Team spirit is not the same thing as elation. It is always
there: good, bad, or ugly. It is nothing less than the precise resilience of
the bonds permitting a team to dress its wounds and ride out the good and bad
sessions, good and bad days, good and bad weeks. When Strauss asserted prior to
his hundredth and final Test that “you
learn more in defeat than in victory” he was, in a sense, tacitly endorsing
the notion that team spirit encompasses this full spectrum of emotions and that
the exhilaration of victory is merely the highest plateau or pitch of intensity
that it attains.
Most crucially, although it is intangible, it is not
supernatural, not at all transcendent as the word spirit perhaps implies. Far
from being in some netherworld beyond, it is the potential immanent within an
ensemble of bodies to bring forth these intensive states of togetherness in
which concerted action pushes the component individuals to great collective achievements,
that gets something more out of them.
Even if team spirit is not felt in all corners of the
dressing room in quite the same way, to quite the same degree; even if some
people may be part of a team but not fully part of its spirit, that doesn’t
render it some dizzy fantasy of collective togetherness. The mutual care for
those struggling through tough times, looking out for your mates, creating a
supportive environment, singing not only when you’re winning – all of that is
real as a bruise on the inside thigh.
Fragile? Perhaps. Precarious? Certainly. Susceptible to a
sudden collapse? Without doubt. But just because no-one has ever seen or
touched something, that doesn’t make it illusory.

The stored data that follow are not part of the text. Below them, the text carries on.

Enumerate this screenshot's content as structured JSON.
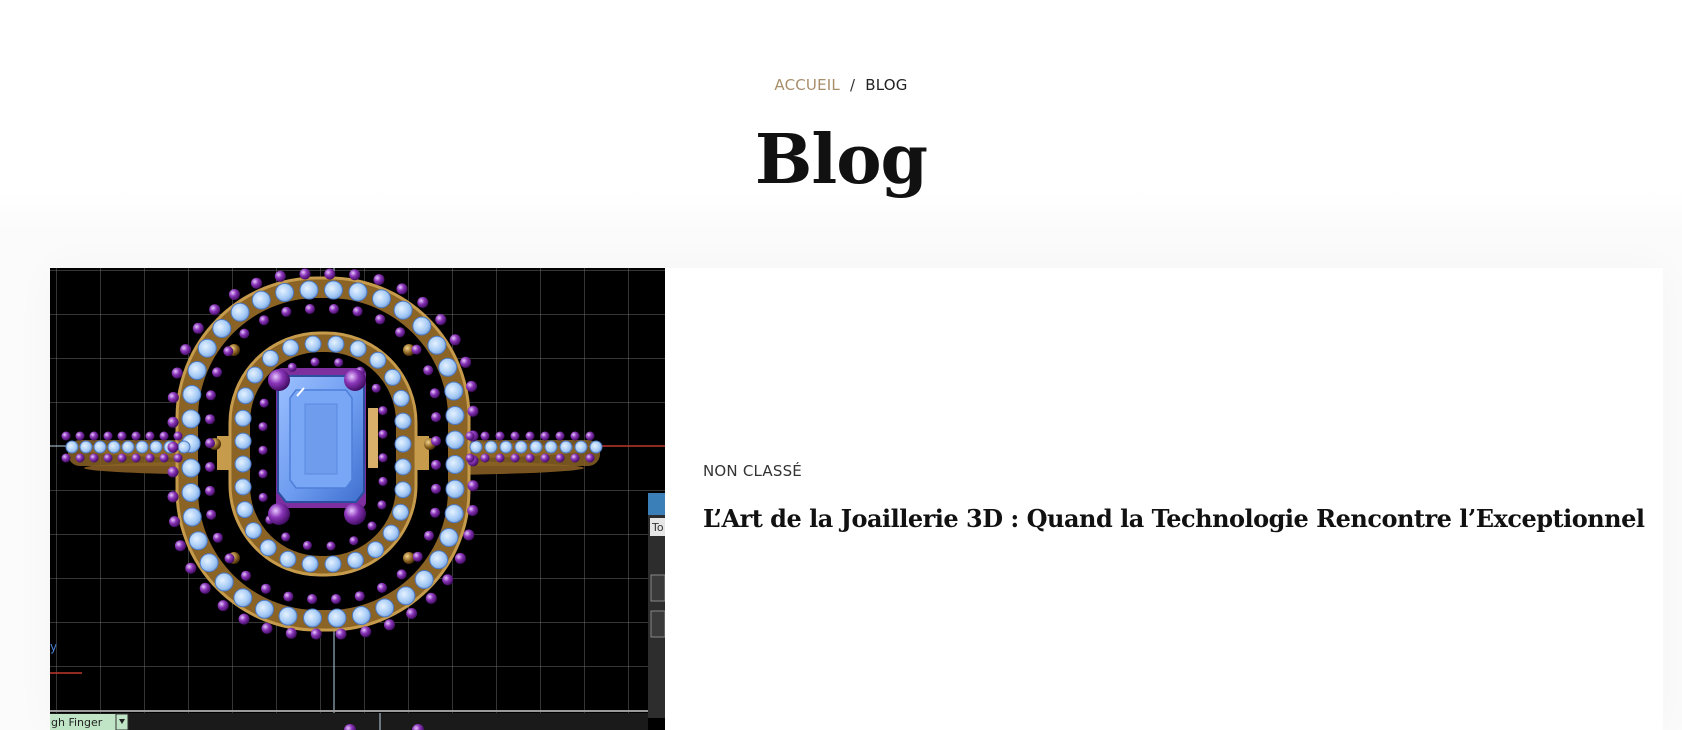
{
  "breadcrumb": {
    "home_label": "ACCUEIL",
    "separator": "/",
    "current_label": "BLOG"
  },
  "page_title": "Blog",
  "posts": [
    {
      "category": "NON CLASSÉ",
      "title": "L’Art de la Joaillerie 3D : Quand la Technologie Rencontre l’Exceptionnel",
      "thumbnail": {
        "ui_text": {
          "finger_label": "gh Finger",
          "panel_label": "To",
          "axis_label": "y"
        }
      }
    }
  ],
  "colors": {
    "accent": "#a88e6b",
    "text": "#111111",
    "ring_gold": "#9a6f2a",
    "gem_blue": "#6f9fec",
    "stone_purple": "#7d2fa0",
    "pave_light": "#9fc6f5"
  }
}
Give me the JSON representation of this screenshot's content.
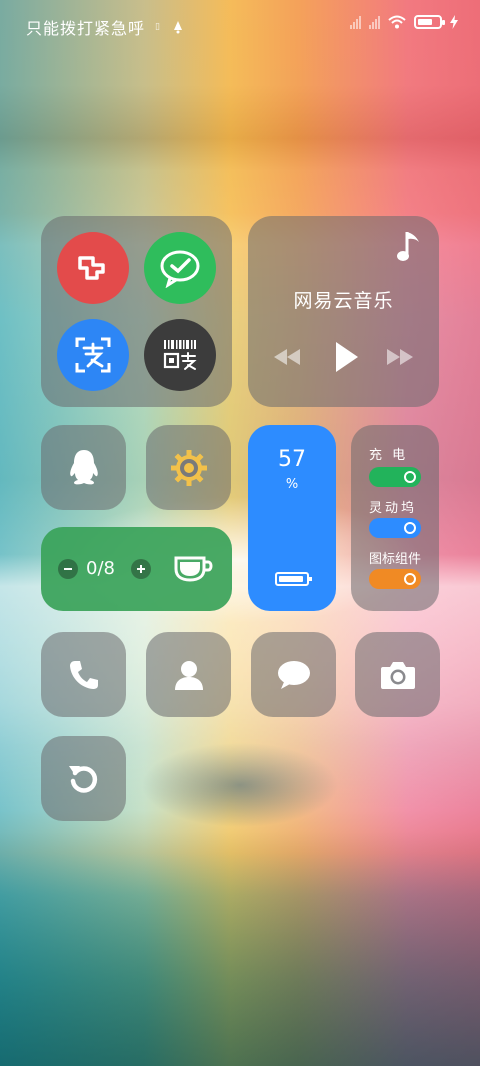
{
  "status_bar": {
    "carrier_text": "只能拨打紧急呼",
    "battery_level": 0.7
  },
  "quick_apps": [
    {
      "name": "red-app",
      "color": "#e34b4b"
    },
    {
      "name": "wechat",
      "color": "#2fbd5c"
    },
    {
      "name": "alipay-scan",
      "color": "#2d86f5"
    },
    {
      "name": "alipay-pay-code",
      "color": "#3c3c3c"
    }
  ],
  "music": {
    "title": "网易云音乐"
  },
  "battery_widget": {
    "percent": "57",
    "unit": "%",
    "bg_color": "#2d8cff"
  },
  "toggles": {
    "items": [
      {
        "label": "充 电",
        "color": "#22b35b",
        "on": true
      },
      {
        "label": "灵动坞",
        "color": "#2d8cff",
        "on": true
      },
      {
        "label": "图标组件",
        "color": "#f08a24",
        "on": true
      }
    ]
  },
  "water": {
    "count": "0/8",
    "bg_color": "#3aa35a"
  },
  "dock": {
    "icons": [
      "phone-icon",
      "contacts-icon",
      "messages-icon",
      "camera-icon",
      "refresh-icon"
    ]
  }
}
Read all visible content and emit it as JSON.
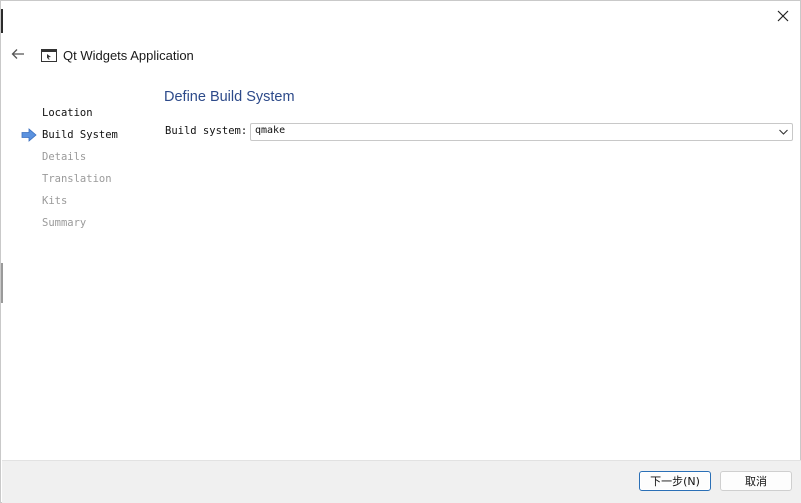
{
  "window": {
    "title": "Qt Widgets Application"
  },
  "icons": {
    "close": "close-icon",
    "back": "back-arrow-icon",
    "app": "qt-application-icon",
    "current_step": "current-step-arrow-icon",
    "dropdown": "chevron-down-icon"
  },
  "steps": [
    {
      "label": "Location",
      "state": "done"
    },
    {
      "label": "Build System",
      "state": "current"
    },
    {
      "label": "Details",
      "state": "pending"
    },
    {
      "label": "Translation",
      "state": "pending"
    },
    {
      "label": "Kits",
      "state": "pending"
    },
    {
      "label": "Summary",
      "state": "pending"
    }
  ],
  "page": {
    "heading": "Define Build System",
    "build_system_label": "Build system:",
    "build_system_value": "qmake"
  },
  "footer": {
    "next_label": "下一步(N)",
    "cancel_label": "取消"
  },
  "colors": {
    "heading": "#2d4a8a",
    "accent": "#2a6fb6",
    "step_arrow": "#4f86d6",
    "pending_step": "#9a9a9a"
  }
}
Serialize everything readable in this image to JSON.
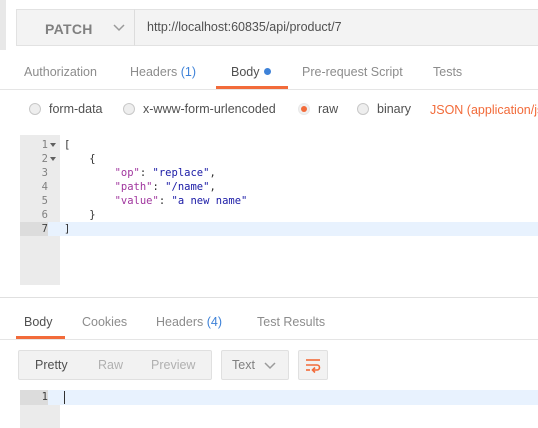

* Simplifying to the extreme,
for a long time this attempt to forge a sense of belonging was mediated by
custom, belief, and meaning. In ‘primitive’, kinship-based
society, it was done through social rituals and marking in bare flesh
(tattoos were more than decoration then) so as to fashion a memory for man of obligation, mediation –
what Nietzsche called a “cruelist mnemotechnics”. In State societies, the sense of belonging was elaborated principally through symbolic representations of
the higher unity (Law, tax money, official language – all substitutes for the
distant despot that no-one saw), but these transcendent Ideas must also be continually hewn into the
social body, whence flags and anthems. In ‘civilized’, market-based society, the unity is achieved through contractual
relations and normative behaviour operates around honouring those contracts –
meaning and belief are entirely secondary.